Le nom de Chris Merritt brilla au firmament du chant rossinien du milieu des années 1980 jusqu’à 1995 environ avant que le chanteur d’origine américaine ne décidât de changer radicalement de répertoire. Nous n’étions pas alors suffisamment initié et matériellement émancipé pour courir les théâtres lyriques un peu partout dans le monde, à la découverte d’ouvrages oubliés et de la manière – tout autant oubliée – de les interpréter. Le Web n’existait pas. L’information circulait lentement, ou du moins pas assez vite pour arriver jusqu’à nous, occupé comme nous l’étions alors par les soubresauts d’une jeunesse musicalement dispersée. C’est le disque au début des années 1990 qui nous révéla l’existence de ce ténor extraordinaire, au sens propre de l’adjectif : qui sort de l’ordinaire. Soudain, dans Guglielmo Tell dirigé par Riccardo Muti, Arnold, le héros aux vingt-deux contre-ut, s’affranchissait d’un registre de poitrine jusqu’alors imposé par la tradition pour oser des aigus de chapon. Nourrit prenait sa revanche sur Duprez et mieux, tout un pan de répertoire prenait une autre signification. Il suffit d’écouter en 1952, à Florence justement, les partenaires de Maria Callas dans Armida pour réaliser l’état de déchéance dans lequel s’abîmait le ténor rossinien. Que Merrit fût le premier à se réapproprier des codes oubliés, sûrement pas, mais jamais avant lui, on avait enjambé les octaves avec un tel aplomb, jamais on était monté si haut tout en descendant si bas (et réciproquement), jamais on avait si bien donné à comprendre l’excitation que pouvait engendrer ce qu’une certaine frange de mélomanes considère comme une musique sommaire apposée sur des livrets stupides. Les préjugés ont la vie dure.
© Simone Donati
Que la voix fût belle, au sens où on l’affirme habituellement en écoutant Rodolfo dans La Bohème chanter « Che gelida manina », non, elle ne l’était pas. Que l’intonation fût toujours juste, l’aigu toujours précis, non, ils ne l’étaient pas davantage. Mais l’effet de surprise causé par des variations aussi inédites que spectaculaires, la stupeur engendrée par des notes extrêmes que l’on croyait impossibles à atteindre, ouvraient des brèches dans lesquelles par la suite nous nous sommes engouffré, conquis, émerveillé par tant de liberté, happé par la découverte de ce chainon manquant entre Mozart et Verdi : Rossini. Une autre forme, moins fréquente mais tout aussi violente, du syndrome de Stendhal.
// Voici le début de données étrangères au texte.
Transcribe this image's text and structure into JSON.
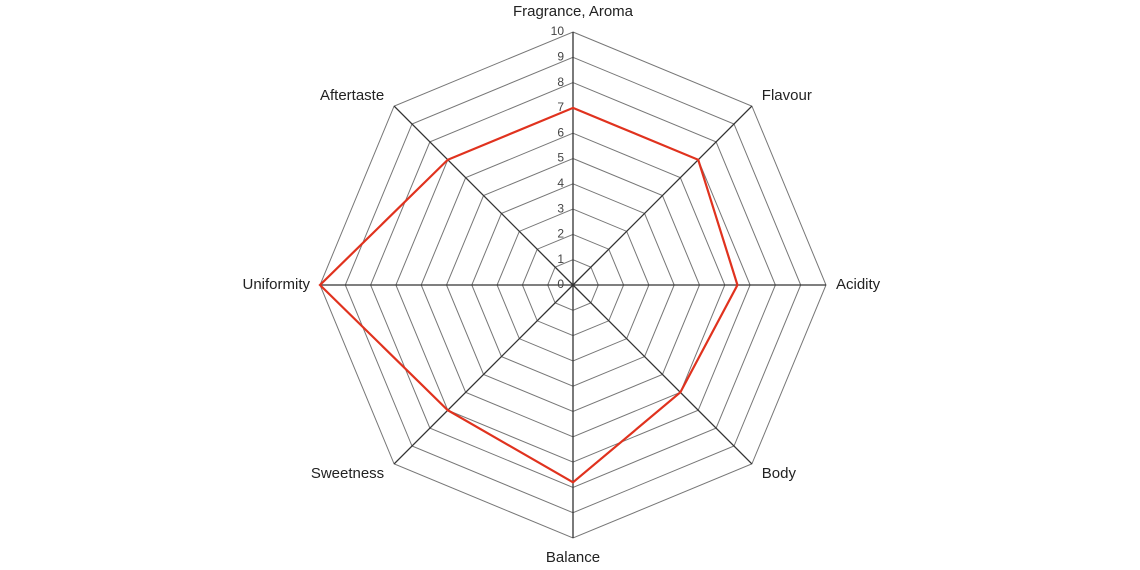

Une petite trentaine d’annees plus tard, Chris Merritt est toujours là, invité par le Maggio Musicale Fiorentina à l’occasion d’un Belcanto Festival dont nul ne saurait désormais contester la légitimité, interprétant des mélodies italiennes qui autrefois auraient semblé des collines à celui qui gravissait vaillamment des montagnes mais qui, à présent, sont autant d’Everest qu’il s’acharne encore à conquérir accompagné de la bienveillante Béatrice Benzi, toujours intrépide, toujours courageux, toujours un peu fâché avec la justesse, d’une voix toujours particulière mais toujours électrisant car toujours courageux et toujours imprévisible, toujours applaudi enfin par un public qui sait, comme nous, qu’il en est des chanteurs comme des étoiles : dans la nuit de notre mémoire, ils ne cessent de scintiller.